Выпив чай, принесенный моей хозяйкой, тетей Настей, я лег спать.

Приснился отец, первый раз он приснился после его смерти в ноябре. Приснился как-то неясно, расплывчато. Стоял тут рядом и что-то силился сказать, как тогда, когда умирал. Только одно слово было понятно: «сынок... сынок...» Я на минуту проснулся, довольно низко над домом пролетел самолет, на часах было несколько минут третьего.

И снова отец... он идет по росной траве, оставляя темные следы. Луг такой зеленый, зеленый, и огромные белые ромашки на опушке леса. Отец босой, в серой старенькой рубашке без пояса, брюки подкатаны под колени, а в руке у него удочка. Он идет, хитровато улыбается, почесывая свободной рукой свою рыжую бородку. Его улыбка и выражение зеленоватых глаз — непривычно мягкое и ласковое, он подходит к ручью и ступает на дощатые кладни, и вдруг доски у него под ногами ломаются с оглушительным треском и грохотом...

 

2. Бегство-отступление

От этого треска и грохота я мгновенно проснулся. С потолка падала штукатурка, звенели осколки вдребезги разбитого окна, что-то истерически кричала тетя Настя, за окном багровело уже чуть светлевшее предутреннее небо. Раз за разом были слышны близкие, сильные взрывы, и при каждом новом взрыве, яркими вспышками, небо все светлело и светлело. Взрыв!., пожар!.. На базе или на станции... Это немцы... удар!.. Я лихорадочно одевался, натянул сапоги, схватил в руки портупею и пояс с пистолетом и через окно выпрыгнул в сад. «Германы идут, ейные летаки, глянь-ка, начальник», — хозяин стоял в саду и руками показывал на скользящие тени самолетов на фоне оранжево-красных облаков, поднимающихся над станцией.

Я стоял как завороженный и смотрел на быстро разрастающийся пожар. Вот и открыли второй фронт, Жорка Прозан был прав. Война! Ох и горят же нефтесклады, шпалопропиточный... О, что же я, в самом деле, ведь мое место на базе, что-то делать нужно, немедленно, там уже ждут начальника... И я, не возвращаясь в комнату, побежал через лесок на базу.
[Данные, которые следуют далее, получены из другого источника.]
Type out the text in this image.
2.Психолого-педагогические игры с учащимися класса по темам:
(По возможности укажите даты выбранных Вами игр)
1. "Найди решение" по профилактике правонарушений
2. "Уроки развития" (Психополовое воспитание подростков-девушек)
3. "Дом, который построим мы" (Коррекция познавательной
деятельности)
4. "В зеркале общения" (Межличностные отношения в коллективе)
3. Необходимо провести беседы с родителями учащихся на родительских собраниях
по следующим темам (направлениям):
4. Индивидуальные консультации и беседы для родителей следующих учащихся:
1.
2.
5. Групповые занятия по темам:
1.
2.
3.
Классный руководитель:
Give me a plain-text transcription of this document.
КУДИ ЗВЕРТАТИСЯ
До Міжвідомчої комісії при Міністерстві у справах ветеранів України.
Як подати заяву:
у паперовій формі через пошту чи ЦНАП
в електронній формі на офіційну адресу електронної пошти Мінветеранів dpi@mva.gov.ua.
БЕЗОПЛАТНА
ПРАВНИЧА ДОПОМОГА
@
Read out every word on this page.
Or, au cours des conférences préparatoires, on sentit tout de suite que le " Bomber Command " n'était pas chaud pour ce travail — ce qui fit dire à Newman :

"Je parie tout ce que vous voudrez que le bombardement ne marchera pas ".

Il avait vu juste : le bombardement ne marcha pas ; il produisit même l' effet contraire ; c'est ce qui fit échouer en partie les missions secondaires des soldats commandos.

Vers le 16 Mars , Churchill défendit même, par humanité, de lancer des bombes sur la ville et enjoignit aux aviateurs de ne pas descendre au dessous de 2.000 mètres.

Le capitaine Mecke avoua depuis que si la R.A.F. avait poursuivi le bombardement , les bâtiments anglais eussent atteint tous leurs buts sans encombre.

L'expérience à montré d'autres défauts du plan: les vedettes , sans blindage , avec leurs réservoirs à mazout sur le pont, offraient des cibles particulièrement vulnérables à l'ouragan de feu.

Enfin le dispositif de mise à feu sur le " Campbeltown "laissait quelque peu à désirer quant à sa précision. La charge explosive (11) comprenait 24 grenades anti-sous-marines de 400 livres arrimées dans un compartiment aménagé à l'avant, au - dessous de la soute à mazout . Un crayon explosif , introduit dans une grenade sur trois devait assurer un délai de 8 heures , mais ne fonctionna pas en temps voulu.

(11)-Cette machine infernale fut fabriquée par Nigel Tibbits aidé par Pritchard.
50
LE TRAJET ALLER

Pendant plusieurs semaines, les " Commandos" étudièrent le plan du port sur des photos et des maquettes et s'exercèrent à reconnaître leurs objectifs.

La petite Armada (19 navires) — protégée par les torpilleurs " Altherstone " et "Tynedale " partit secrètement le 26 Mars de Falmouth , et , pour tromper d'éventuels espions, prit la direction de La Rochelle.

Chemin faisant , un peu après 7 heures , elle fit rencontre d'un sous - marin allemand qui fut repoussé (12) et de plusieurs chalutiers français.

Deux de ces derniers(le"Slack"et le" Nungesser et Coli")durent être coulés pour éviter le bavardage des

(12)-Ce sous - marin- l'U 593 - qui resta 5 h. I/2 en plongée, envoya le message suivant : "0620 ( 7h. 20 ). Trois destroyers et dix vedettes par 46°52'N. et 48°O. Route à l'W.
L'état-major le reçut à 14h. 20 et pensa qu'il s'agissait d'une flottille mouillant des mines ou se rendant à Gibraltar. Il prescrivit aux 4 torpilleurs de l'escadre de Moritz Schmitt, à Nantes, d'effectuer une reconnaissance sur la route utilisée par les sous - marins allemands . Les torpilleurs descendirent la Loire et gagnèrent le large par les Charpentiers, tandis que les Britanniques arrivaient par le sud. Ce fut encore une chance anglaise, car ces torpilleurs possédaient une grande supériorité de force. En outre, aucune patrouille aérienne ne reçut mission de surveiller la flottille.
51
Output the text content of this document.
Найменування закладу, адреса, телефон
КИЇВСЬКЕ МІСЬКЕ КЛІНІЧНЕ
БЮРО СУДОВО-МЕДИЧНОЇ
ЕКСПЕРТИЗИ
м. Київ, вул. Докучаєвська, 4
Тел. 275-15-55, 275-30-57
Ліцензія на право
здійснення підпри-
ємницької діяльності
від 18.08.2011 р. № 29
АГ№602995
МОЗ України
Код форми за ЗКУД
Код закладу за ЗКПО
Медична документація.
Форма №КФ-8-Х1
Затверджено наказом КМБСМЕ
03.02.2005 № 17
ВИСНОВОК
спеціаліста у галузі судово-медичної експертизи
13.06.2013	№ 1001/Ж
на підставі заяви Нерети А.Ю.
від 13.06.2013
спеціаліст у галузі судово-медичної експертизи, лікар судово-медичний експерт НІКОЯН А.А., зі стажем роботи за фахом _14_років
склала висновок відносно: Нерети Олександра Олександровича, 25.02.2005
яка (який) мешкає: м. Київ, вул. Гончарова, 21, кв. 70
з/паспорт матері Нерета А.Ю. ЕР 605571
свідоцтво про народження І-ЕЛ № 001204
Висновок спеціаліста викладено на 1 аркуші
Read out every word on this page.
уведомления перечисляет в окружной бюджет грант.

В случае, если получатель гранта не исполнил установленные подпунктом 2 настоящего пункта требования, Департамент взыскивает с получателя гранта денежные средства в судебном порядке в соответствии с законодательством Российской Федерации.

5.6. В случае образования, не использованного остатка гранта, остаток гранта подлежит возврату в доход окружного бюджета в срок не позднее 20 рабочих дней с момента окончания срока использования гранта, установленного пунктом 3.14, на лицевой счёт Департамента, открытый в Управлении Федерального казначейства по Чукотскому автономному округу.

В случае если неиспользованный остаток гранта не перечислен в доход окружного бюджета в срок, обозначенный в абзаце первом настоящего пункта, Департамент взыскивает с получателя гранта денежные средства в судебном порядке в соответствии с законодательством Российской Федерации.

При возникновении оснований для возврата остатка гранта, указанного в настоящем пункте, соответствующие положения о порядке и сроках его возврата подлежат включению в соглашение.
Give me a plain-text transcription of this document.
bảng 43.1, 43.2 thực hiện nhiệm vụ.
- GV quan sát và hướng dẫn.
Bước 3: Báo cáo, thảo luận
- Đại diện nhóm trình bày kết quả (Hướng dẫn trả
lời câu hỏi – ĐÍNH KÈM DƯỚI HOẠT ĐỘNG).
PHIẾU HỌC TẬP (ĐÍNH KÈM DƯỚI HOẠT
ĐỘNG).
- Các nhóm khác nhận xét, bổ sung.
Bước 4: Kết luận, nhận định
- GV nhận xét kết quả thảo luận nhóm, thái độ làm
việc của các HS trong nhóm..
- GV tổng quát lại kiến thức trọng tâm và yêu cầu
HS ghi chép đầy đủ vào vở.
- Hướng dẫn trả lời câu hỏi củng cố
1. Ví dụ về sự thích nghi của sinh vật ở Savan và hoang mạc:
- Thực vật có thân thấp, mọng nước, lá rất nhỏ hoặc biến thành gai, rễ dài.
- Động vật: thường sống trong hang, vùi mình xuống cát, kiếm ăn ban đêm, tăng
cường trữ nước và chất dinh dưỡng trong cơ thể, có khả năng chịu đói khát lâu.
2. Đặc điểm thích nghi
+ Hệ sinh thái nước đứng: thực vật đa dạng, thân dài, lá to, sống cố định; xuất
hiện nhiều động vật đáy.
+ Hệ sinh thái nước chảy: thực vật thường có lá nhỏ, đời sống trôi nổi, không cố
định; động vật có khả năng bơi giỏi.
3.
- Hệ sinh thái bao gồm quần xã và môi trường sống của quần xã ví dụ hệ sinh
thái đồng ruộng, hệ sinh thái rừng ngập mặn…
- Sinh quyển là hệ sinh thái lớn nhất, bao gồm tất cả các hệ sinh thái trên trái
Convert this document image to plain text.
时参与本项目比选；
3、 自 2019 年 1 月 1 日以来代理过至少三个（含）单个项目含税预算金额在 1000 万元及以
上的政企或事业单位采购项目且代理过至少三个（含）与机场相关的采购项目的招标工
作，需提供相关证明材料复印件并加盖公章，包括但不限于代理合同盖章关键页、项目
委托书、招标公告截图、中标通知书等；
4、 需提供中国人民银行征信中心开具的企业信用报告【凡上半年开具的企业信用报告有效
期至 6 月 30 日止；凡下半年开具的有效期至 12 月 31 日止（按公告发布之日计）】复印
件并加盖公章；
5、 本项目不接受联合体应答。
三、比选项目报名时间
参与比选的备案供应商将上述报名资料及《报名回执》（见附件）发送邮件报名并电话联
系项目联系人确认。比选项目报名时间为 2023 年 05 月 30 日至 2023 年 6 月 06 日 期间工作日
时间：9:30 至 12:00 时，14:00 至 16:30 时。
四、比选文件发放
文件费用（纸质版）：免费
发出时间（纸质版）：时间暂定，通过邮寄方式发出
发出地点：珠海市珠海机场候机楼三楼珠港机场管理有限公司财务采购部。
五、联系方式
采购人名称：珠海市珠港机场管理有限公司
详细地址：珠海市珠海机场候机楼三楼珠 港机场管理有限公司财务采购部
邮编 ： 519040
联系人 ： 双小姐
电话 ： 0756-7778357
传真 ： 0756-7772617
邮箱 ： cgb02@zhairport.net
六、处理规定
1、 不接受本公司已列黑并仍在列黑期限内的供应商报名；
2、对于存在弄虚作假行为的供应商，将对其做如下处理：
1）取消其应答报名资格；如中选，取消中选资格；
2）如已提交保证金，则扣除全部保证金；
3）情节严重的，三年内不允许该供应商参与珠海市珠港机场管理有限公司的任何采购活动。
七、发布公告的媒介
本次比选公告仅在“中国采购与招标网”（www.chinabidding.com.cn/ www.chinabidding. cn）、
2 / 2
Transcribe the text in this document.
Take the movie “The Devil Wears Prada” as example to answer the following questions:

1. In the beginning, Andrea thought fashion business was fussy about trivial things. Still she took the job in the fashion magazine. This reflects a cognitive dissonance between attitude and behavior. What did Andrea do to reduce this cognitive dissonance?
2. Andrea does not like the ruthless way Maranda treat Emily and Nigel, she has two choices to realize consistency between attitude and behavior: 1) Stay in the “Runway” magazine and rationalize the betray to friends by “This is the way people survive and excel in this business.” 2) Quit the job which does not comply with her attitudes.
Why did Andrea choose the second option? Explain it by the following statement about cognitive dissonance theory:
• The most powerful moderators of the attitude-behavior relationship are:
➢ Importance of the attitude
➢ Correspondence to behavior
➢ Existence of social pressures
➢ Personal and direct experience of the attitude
Весь лес был фантастически освещен заревом пожара на станции, в стороне базы тоже светлело небо, но там начиналась заря, заря первого дня войны. Чем ближе я подбегал к базе, тем чаще среди деревьев мелькали фигуры бегущих людей. Я нагнал какого-то рабочего, и тот, увидя меня, на бегу нелепо поднял руку к козырьку и прокричал: «Товарищ... товарищ, а куда детей и бабу девать-то... какое приказание будет?»

Задыхаясь от бега, я остановился около ворот базы. Дежурный по базе уже ввел в действие особый специальный план обороны. У ворот стоял пулемет и с десяток красноармейцев, в полном боевом вооружении, с противогазами и в касках. В стороне собиралась кучка прибежавших раньше меня рабочих и служащих, их на базу не пускали, это тоже было предусмотрено особым планом, и в согласии с этим же планом дежурный лейтенант спросил пароль, я ответил и побежал в свой кабинет к телефону звонить в Высокое.

Ночной дежурный по конторе, младший воентехник, почти мальчик, сильно перепуганный, сбиваясь и путаясь, доложил, что почти одновременно с первым налетом позвонили из Высокого и дежурный по управлению передал: «Особый план обороны, приказ 212 в действие!» А потом сказал: «Немцы переходят границу, война! Пусть начальник базы немедленно позвонит по аварийному проводу». Это было в 4.38, первый налет на Черемху был в 4.22. Весь персонал охраны базы в полной боевой готовности, вся база оцеплена усиленной охраной, пожарные и особые отряды будут готовы, фельдшер и две сестры уже на медпункте...

Я глянул на часы, было 5. 10 утра. — «Вызывайте по аварийному управление».

Я взял трубку. В телефоне были слышны разговоры, крики, стандартная матерщина. Кто-то кричал настойчиво: «Ящики, зеленые ящики! Грузите их в первую очередь... Зеленые!» Наконец к кто-то спросил: «Кого тебе?» — и я получил соединение с Ляшкевичем. — «Война, Палий! Немцы перешли границу... Бомбят все подряд. Как у вас? Колонна УР'а и мы, управление, с ней, будем проходить мимо базы около 9.00. Готовьте своих присоединиться... Все! Действуйте по приказу 212! Посылаю связных с деталями! Все!»

Один за другим прибежали Дудин, Лифшиц, Погорелов и старший лейтенант Борисов, начальник охраны базы. Мы начали экстренное заседание, но не успел я открыть его словом «товарищи», как завыли сирены противовоздушной обороны. Мы выскочили из конторы. Солнце уже взошло, и в его низких лучах, ярко освещенные, розово блестящие, были видны четыре самолета, летящие цепью со стороны границы.

Самолеты развернулись и все сразу строем пошли на базу, стремительно снижаясь. Я прижался к стволу большой сосны, самолеты пронеслись над базой низко, стреляя из пулеметов и бросая легкие зажигательные бомбы. Вся база сразу покрылась пылью и дымом, в нескольких местах начались пожары, одна бомба попала в здание механических мастерских, и я видел, как большой токарный станок вылетел из мастерских и повис в воздухе, заклиненный между стеной здания и сосной, растущей рядом.

Едва самолеты пронеслись, начальник пожарной охраны хотел бежать к пожарному депо. «Назад, под укрытия! Они сейчас будут опять здесь!» — остановил его я, следя за маневром самолетов.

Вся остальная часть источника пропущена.